|MACRH 29, 2010 --
Dozens of farmers met with public officials at Greenbacker Farms on Wallingford Road Saturday morning. Agriculture Deputy Secretary Kathleen Merrigan discussed issues concerning farmers, which ranged from the price of milk to the public perception of the humanity of animal slaughter.
The discussants were first led on a tour of the facilities by Melissa Greenbacker, who took the group on a tour of the farm's cow barn and milking parlor.
"There are more politicians here than we thought there was going to be," said part-owner Ricky Greenbacker. "But that's a good thing," he said, adding that it was good to have "someone from Washington to listen to you."
Before Merrigan fielded queries in a question-and-answer session moderated by Executive Director of the Connecticut Farm Bureau Association Steve Reviczky, she was welcomed by Reps. Rosa DeLauro, D-3, and Joe Courtney, D-2.
"Your presence is exactly what we need at this time," Courtney said.
"It's wonderful to have someone in your position who understands that there is agriculture (here)," Delauro said. "We have someone in the deputy secretary who knows all about these various areas."
"I understand the importance of having agriculture in a close-knit community," said Merrigan, who is from Greenfield, Mass.
In her opening remarks, Merrigan was quick to address the concern about dairy prices that were on the minds of many of the farmers who attended. Dairy prices are set by a national formula.
"Things are going downhill again," she said, adding that the Dairy Adjustment committee will soon be meeting to discuss the issue.
"We have a short-term problem, and we need long-term fixes as well," she said.
Her focus, however, wasn't only on dairy farming.
"There's not a part of the community that's not hurting," Merrigan said.
Merrigan also spoke about initiatives to educate the public on where their food comes from. She spoke about work she did with children in Massachusetts.
"I didn't believe people when they said that kids thought their food comes from the grocery store," she said. After helping the children grow a garden and learn where food came from, she was surprised by the results.
"It was really stunning for me to realize that, yes, kids didn't know where their food comes from," she said.
These matters arose again when she began fielding questions from local farmers.
David Zemelsky, who operates the USDA Organic Certified farm Starlight Gardens in Durham, asked Merrigan about how to make better, more locally-grown foods affordable to the public.
"I do believe that families can afford a healthy diet," she said. She added that the Child Nutrition Reauthorization is focused on finding healthier alternatives for school lunches, which she said were the primary source of nutrition for many school-aged children.
"The school-lunch program needs to do a better job," she said. "Farm to School should be a part of that." Farm to School is a program that connects farmers with schools in their area to provide school children with healthy foods and education them on how that food gets to their plate.
She added that there is work being done to put EBT machines in farmer's markets, so that families on programs such as Special Supplemental Nutrition Program for Women, Infants and Children (WIC) can purchase locally-grown, healthy foods.
Merrigan also praised the work of Michelle Obama and her efforts to promote better nutrition for children, saying that Obama is "going to be keeping a close watch" on child nutrition initiatives.
Tom Dexter, of Pine Grove Farms in Southington, asked about animal-rights protestors and their complaints against animal farms.
Merrigan said that slaughter availability is being mapped out in regions and analyzed, and that funding is being put into bringing mobile slaughter units to animal farms.

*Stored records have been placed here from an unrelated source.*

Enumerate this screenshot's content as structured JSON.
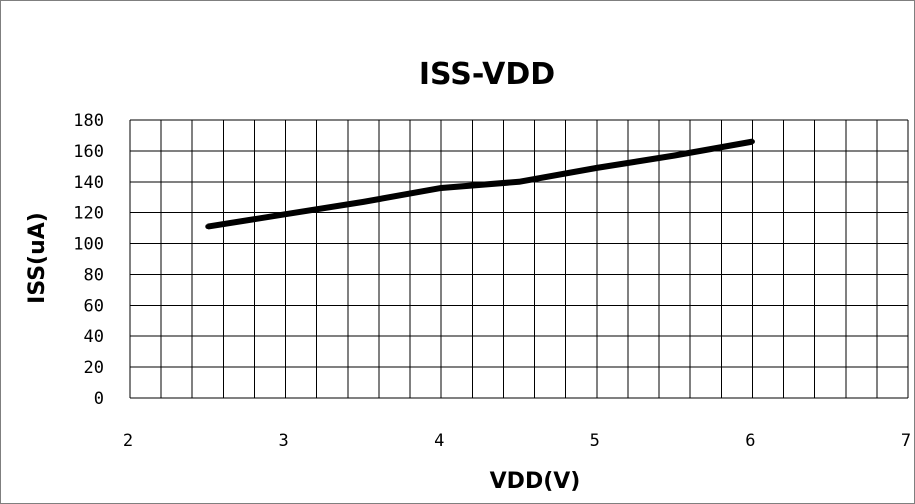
{
  "chart_data": {
    "type": "line",
    "title": "ISS-VDD",
    "xlabel": "VDD(V)",
    "ylabel": "ISS(uA)",
    "xlim": [
      2,
      7
    ],
    "ylim": [
      0,
      180
    ],
    "x_ticks": [
      "2",
      "3",
      "4",
      "5",
      "6",
      "7"
    ],
    "y_ticks": [
      "180",
      "160",
      "140",
      "120",
      "100",
      "80",
      "60",
      "40",
      "20",
      "0"
    ],
    "grid": true,
    "legend": "none",
    "series": [
      {
        "color": "#000000",
        "x": [
          2.5,
          3.0,
          3.5,
          4.0,
          4.5,
          5.0,
          5.5,
          6.0
        ],
        "y": [
          111,
          119,
          127,
          136,
          140,
          149,
          157,
          166
        ]
      }
    ]
  }
}
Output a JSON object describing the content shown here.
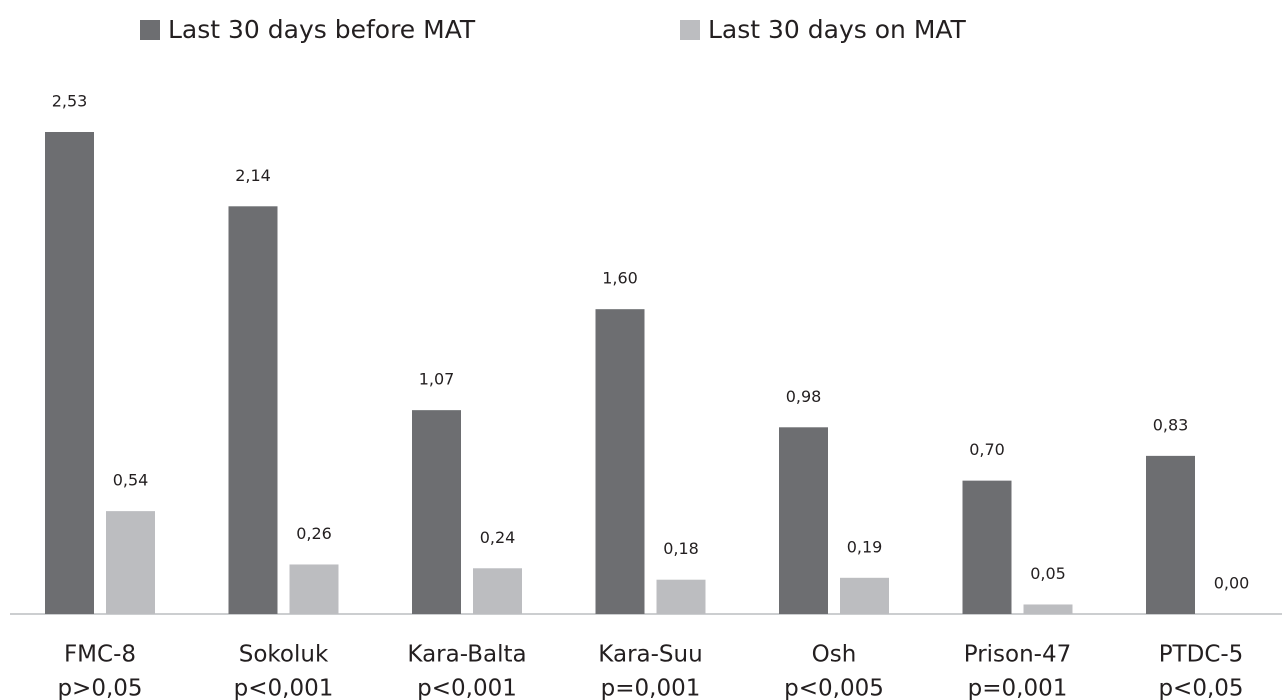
{
  "chart_data": {
    "type": "bar",
    "categories": [
      "FMC-8",
      "Sokoluk",
      "Kara-Balta",
      "Kara-Suu",
      "Osh",
      "Prison-47",
      "PTDC-5"
    ],
    "p_values": [
      "p>0,05",
      "p<0,001",
      "p<0,001",
      "p=0,001",
      "p<0,005",
      "p=0,001",
      "p<0,05"
    ],
    "series": [
      {
        "name": "Last 30 days before MAT",
        "color": "#6d6e71",
        "values": [
          2.53,
          2.14,
          1.07,
          1.6,
          0.98,
          0.7,
          0.83
        ],
        "value_labels": [
          "2,53",
          "2,14",
          "1,07",
          "1,60",
          "0,98",
          "0,70",
          "0,83"
        ]
      },
      {
        "name": "Last 30 days on MAT",
        "color": "#bcbdc0",
        "values": [
          0.54,
          0.26,
          0.24,
          0.18,
          0.19,
          0.05,
          0.0
        ],
        "value_labels": [
          "0,54",
          "0,26",
          "0,24",
          "0,18",
          "0,19",
          "0,05",
          "0,00"
        ]
      }
    ]
  }
}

Mobile slaughter units are USDA-inspected vehicles that can travel to small farms and allow for animals to be slaughtered and meat to be refrigerated within the vehicle. She added that smaller slaughter facilities are undergoing an economic analysis.
A livestock nutritionist who attended the event also spoke about the public's perception of meat farming.
"We need to help our images as farmers with the American people." he said. "These aren't pets out here. There are things we do for the health of the animals that are perceived as bad." He asked that the representatives "look at that and think about what we're facing here."
"The USDA should look at sustainability ... and making it easier for some of these farmers to apply for (funding)," said Gary Crump, who owns Priam Vineyards in Colchester.
Merrigan said that there are programs working to streamline the grant-application process to provide "one-stop shopping" for funding for farmers.
After fielding questions, Merrigan and other public officials spoke one-on-one with the farmers who attended the event.
"I think she's heard from a lot of us, and I think she's a good person who is listening to the farmer," Zemelsky said. "Until the government sets the priority of keeping farms viable, it's going to be a long, uphill battle."